Une scène de la production de Broadway de la pièce de Tom Stoppard "Leopoldstadt", qui se concentre sur plusieurs générations d'une famille juive viennoise. (Crédit : Joan Marcus via JTA)
  • Brandon Uranowitz, à gauche, dans le rôle de Nathan, et Arty Froushan dans le rôle de Leo. Ce dernier personnage est la doublure de Stoppard. (Crédit : Joan Marcus via JTA)
    Brandon Uranowitz, à gauche, dans le rôle de Nathan, et Arty Froushan dans le rôle de Leo. Ce dernier personnage est la doublure de Stoppard. (Crédit : Joan Marcus via JTA)
  • Le dramaturge britannique, d'origine tchèque, Tom Stoppard. (Crédit : AP Photo/Sang Tan/Dossier)
    Le dramaturge britannique, d'origine tchèque, Tom Stoppard. (Crédit : AP Photo/Sang Tan/Dossier)

JTA – S’exprimant lors d’un entretien au téléphone depuis un balcon vide du Longacre Theater à New York, plusieurs heures avant une avant-première de sa dernière pièce, Tom Stoppard le constate : sa nouvelle œuvre est « l’une de celles dont les gens préfèrent [lui] parler ».

Leopoldstadt, qui se joue à Broadway depuis le 1er octobre après des débuts très remarqués – et récompensés d’un prix – à Londres en 2019, suit plusieurs générations d’une famille juive à Vienne, du début du XXe siècle en passant par la Seconde Guerre mondiale et jusqu’à la formation de l’État d’Israël. Les spectateurs des avant-premières s’attardent souvent dans le théâtre après les représentations. Pour Stoppard – qui est l’un des dramaturges les plus respectés au monde au cours du dernier demi-siècle – « c’est tout simplement incroyable » de voir combien d’entre eux trouvent des similitudes entre la pièce et leur propre histoire familiale.

Sans surprise, au téléphone, il interroge : « Et votre famille ? »

En réponse : les membres de la famille du journaliste que je suis n’ont pas de certitude en ce qui concerne leur histoire dans la mesure où personne n’a jamais fait de test ADN ni compilé d’arbre généalogique complet ; il y a des rumeurs de rabbins en Pologne et d’ancêtres en Irak ; il y a un oncle dont la famille juive allemande a fait trôner des arbres de Noël dans son appartement de New York pendant des décennies ; il y a différents proches, tout autour du globe, qui ne savent pas grand-chose, voire rien, de l’existence des autres membres de leur famille.
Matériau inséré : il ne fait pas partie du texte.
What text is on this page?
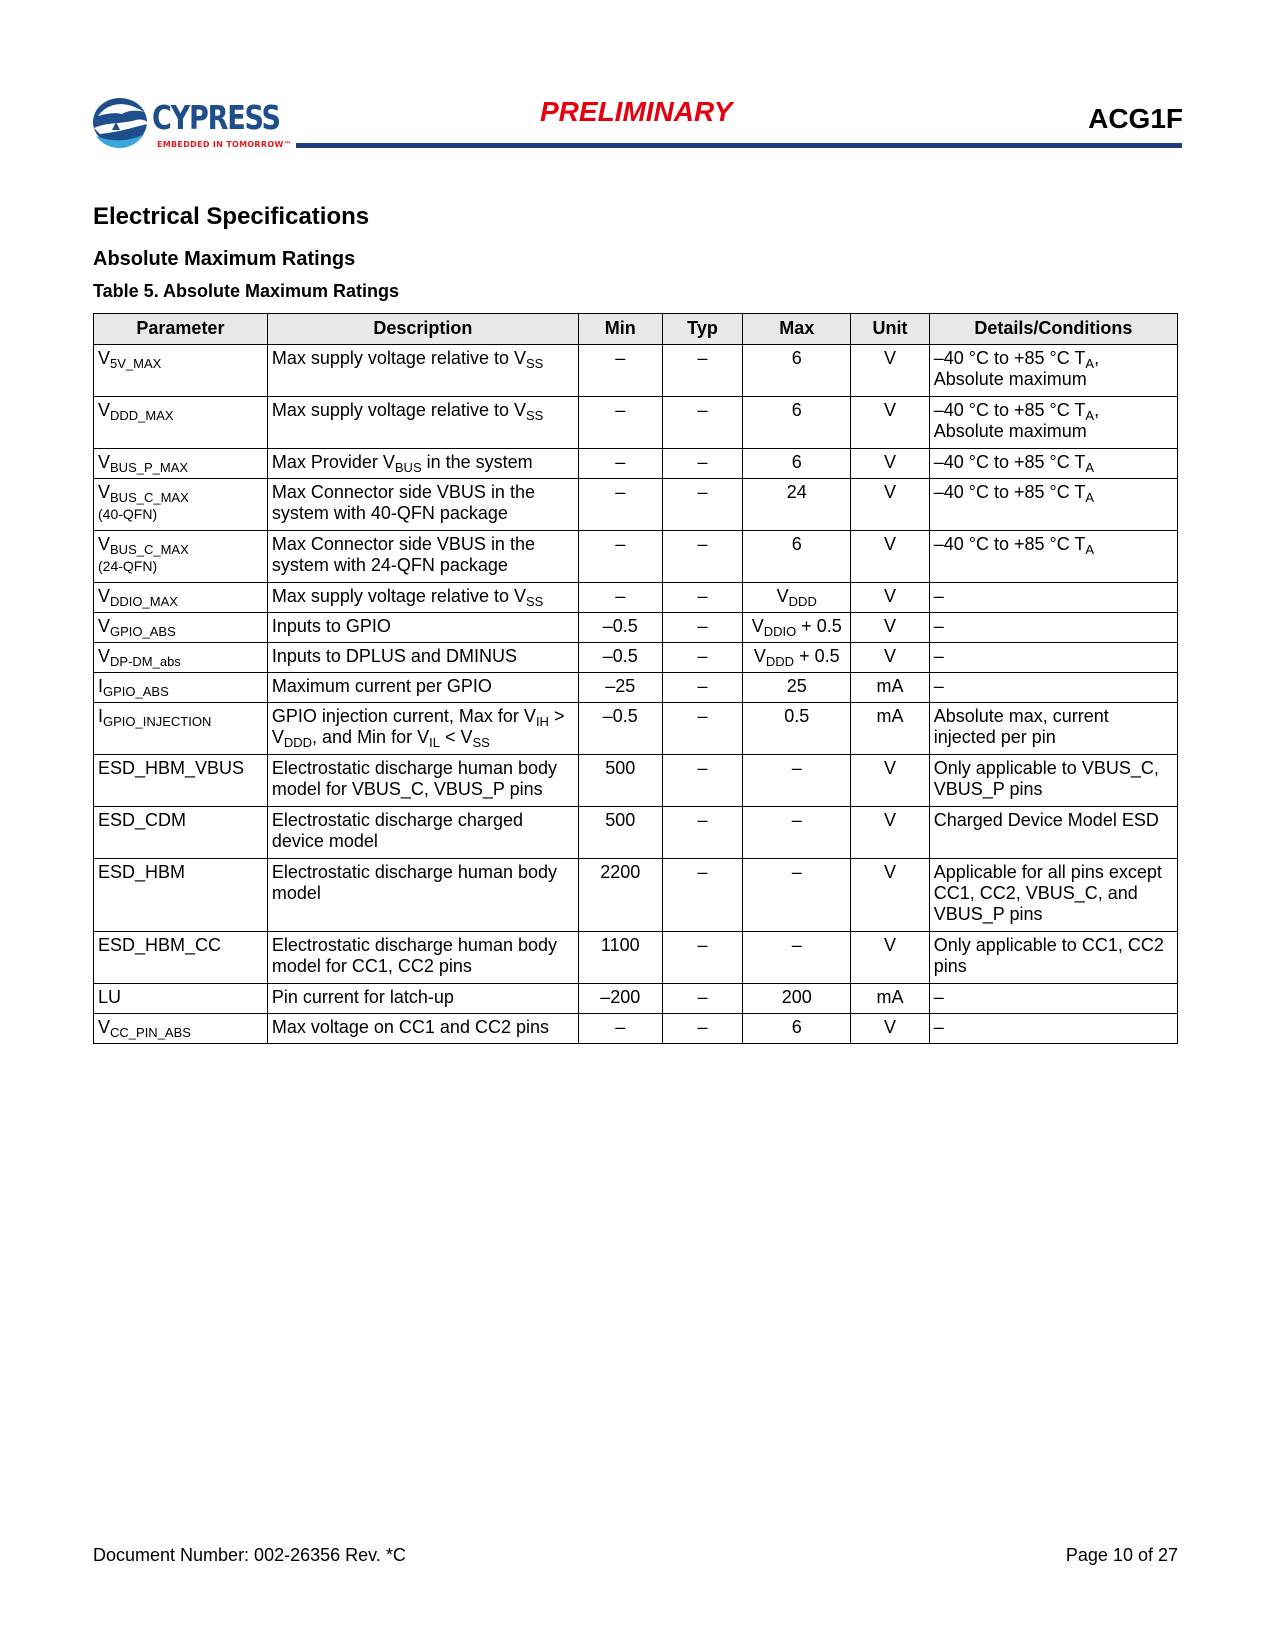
CYPRESS
EMBEDDED IN TOMORROW™
PRELIMINARY	ACG1F
Electrical Specifications
Absolute Maximum Ratings
Table 5. Absolute Maximum Ratings
Parameter	Description	Min	Typ	Max	Unit	Details/Conditions
$V_{5V\_MAX}$	Max supply voltage relative to $V_{SS}$	–	–	6	V	–40 °C to +85 °C $T_A$, Absolute maximum
$V_{DDD\_MAX}$	Max supply voltage relative to $V_{SS}$	–	–	6	V	–40 °C to +85 °C $T_A$, Absolute maximum
$V_{BUS\_P\_MAX}$	Max Provider $V_{BUS}$ in the system	–	–	6	V	–40 °C to +85 °C $T_A$
$V_{BUS\_C\_MAX}$
(40-QFN)	Max Connector side VBUS in the system with 40-QFN package	–	–	24	V	–40 °C to +85 °C $T_A$
$V_{BUS\_C\_MAX}$
(24-QFN)	Max Connector side VBUS in the system with 24-QFN package	–	–	6	V	–40 °C to +85 °C $T_A$
$V_{DDIO\_MAX}$	Max supply voltage relative to $V_{SS}$	–	–	$V_{DDD}$	V	–
$V_{GPIO\_ABS}$	Inputs to GPIO	–0.5	–	$V_{DDIO} + 0.5$	V	–
$V_{DP-DM\_abs}$	Inputs to DPLUS and DMINUS	–0.5	–	$V_{DDD} + 0.5$	V	–
$I_{GPIO\_ABS}$	Maximum current per GPIO	–25	–	25	mA	–
$I_{GPIO\_INJECTION}$	GPIO injection current, Max for $V_{IH} > V_{DDD}$, and Min for $V_{IL} < V_{SS}$	–0.5	–	0.5	mA	Absolute max, current injected per pin
ESD_HBM_VBUS	Electrostatic discharge human body model for VBUS_C, VBUS_P pins	500	–	–	V	Only applicable to VBUS_C, VBUS_P pins
ESD_CDM	Electrostatic discharge charged device model	500	–	–	V	Charged Device Model ESD
ESD_HBM	Electrostatic discharge human body model	2200	–	–	V	Applicable for all pins except CC1, CC2, VBUS_C, and VBUS_P pins
ESD_HBM_CC	Electrostatic discharge human body model for CC1, CC2 pins	1100	–	–	V	Only applicable to CC1, CC2 pins
LU	Pin current for latch-up	–200	–	200	mA	–
$V_{CC\_PIN\_ABS}$	Max voltage on CC1 and CC2 pins	–	–	6	V	–
Document Number: 002-26356 Rev. *C	Page 10 of 27
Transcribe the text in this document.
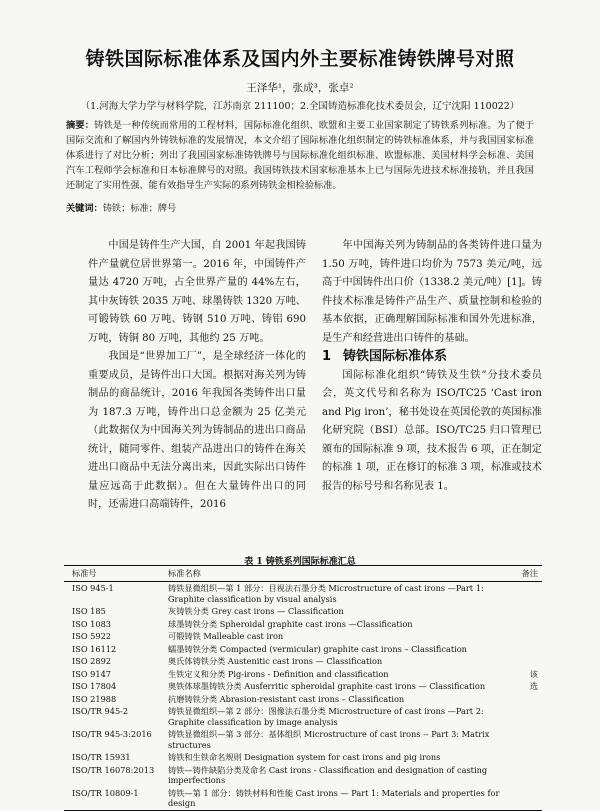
铸铁国际标准体系及国内外主要标准铸铁牌号对照
王泽华¹，张成³，张卓²
（1.河海大学力学与材料学院，江苏南京 211100；2.全国铸造标准化技术委员会，辽宁沈阳 110022）
摘要：铸铁是一种传统而常用的工程材料，国际标准化组织、欧盟和主要工业国家制定了铸铁系列标准。为了便于国际交流和了解国内外铸铁标准的发展情况，本文介绍了国际标准化组织制定的铸铁标准体系，并与我国国家标准体系进行了对比分析；列出了我国国家标准铸铁牌号与国际标准化组织标准、欧盟标准、美国材料学会标准、美国汽车工程师学会标准和日本标准牌号的对照。我国铸铁技术国家标准基本上已与国际先进技术标准接轨，并且我国还制定了实用性强、能有效指导生产实际的系列铸铁金相检验标准。
关键词：铸铁；标准；牌号

中国是铸件生产大国，自 2001 年起我国铸件产量就位居世界第一。2016 年，中国铸件产量达 4720 万吨，占全世界产量的 44%左右，其中灰铸铁 2035 万吨、球墨铸铁 1320 万吨、可锻铸铁 60 万吨、铸钢 510 万吨、铸铝 690 万吨，铸铜 80 万吨，其他约 25 万吨。

我国是“世界加工厂”，是全球经济一体化的重要成员，是铸件出口大国。根据对海关列为铸制品的商品统计，2016 年我国各类铸件出口量为 187.3 万吨，铸件出口总金额为 25 亿美元（此数据仅为中国海关列为铸制品的进出口商品统计，随同零件、组装产品进出口的铸件在海关进出口商品中无法分离出来，因此实际出口铸件量应远高于此数据）。但在大量铸件出口的同时，还需进口高端铸件，2016

年中国海关列为铸制品的各类铸件进口量为 1.50 万吨，铸件进口均价为 7573 美元/吨，远高于中国铸件出口价（1338.2 美元/吨）[1]。铸件技术标准是铸件产品生产、质量控制和检验的基本依据，正确理解国际标准和国外先进标准，是生产和经营进出口铸件的基础。

1 铸铁国际标准体系

国际标准化组织“铸铁及生铁”分技术委员会，英文代号和名称为 ISO/TC25 ‘Cast iron and Pig iron’，秘书处设在英国伦敦的英国标准化研究院（BSI）总部。ISO/TC25 归口管理已颁布的国际标准 9 项，技术报告 6 项，正在制定的标准 1 项，正在修订的标准 3 项，标准或技术报告的标号号和名称见表 1。

表 1 铸铁系列国际标准汇总
标准号	标准名称	备注
ISO 945-1	铸铁显微组织—第 1 部分：目视法石墨分类 Microstructure of cast irons —Part 1: Graphite classification by visual analysis	
ISO 185	灰铸铁分类 Grey cast irons — Classification	
ISO 1083	球墨铸铁分类 Spheroidal graphite cast irons —Classification	
ISO 5922	可锻铸铁 Malleable cast iron	
ISO 16112	蠕墨铸铁分类 Compacted (vermicular) graphite cast irons – Classification	
ISO 2892	奥氏体铸铁分类 Austenitic cast irons — Classification	
ISO 9147	生铁定义和分类 Pig-irons - Definition and classification	该
ISO 17804	奥铁体球墨铸铁分类 Ausferritic spheroidal graphite cast irons — Classification	选
ISO 21988	抗磨铸铁分类 Abrasion-resistant cast irons – Classification	
ISO/TR 945-2	铸铁显微组织—第 2 部分：图像法石墨分类 Microstructure of cast irons —Part 2: Graphite classification by image analysis	
ISO/TR 945-3:2016	铸铁显微组织—第 3 部分：基体组织 Microstructure of cast irons -- Part 3: Matrix structures	
ISO/TR 15931	铸铁和生铁命名规则 Designation system for cast irons and pig irons	
ISO/TR 16078:2013	铸铁—铸件缺陷分类及命名 Cast irons - Classification and designation of casting imperfections	
ISO/TR 10809-1	铸铁—第 1 部分：铸铁材料和性能 Cast irons — Part 1: Materials and properties for design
Ces réponses correspondent bien à toute une série de thématiques qui sont introduites dès les premières minutes de Leopoldstadt – qui est aussi le nom du quartier juif historique de Vienne et où se déroule la pièce. Dans la forme, la pièce traite de plusieurs grandes évolutions – les horreurs de l’antisémitisme et de la Shoah, la relation entre le socialisme et le « national-socialisme », le débat sur la formation de l’État d’Israël.

Mais dans le fond, il y a la complexité de l’histoire des familles juives du XXe siècle : comment les persécutions ont conduit beaucoup d’entre elles à vouloir s’assimiler, en amenant d’autres, au contraire, à défendre et à revendiquer leur héritage ; comment les pogroms et les guerres ont divisé les arbres généalogiques et dispersé les familles à travers l’Europe et au-delà ; comment les traumatismes ont affecté les souvenirs de leurs membres – en plus de tous ces moments et de tous ces événements qui les ont séparés.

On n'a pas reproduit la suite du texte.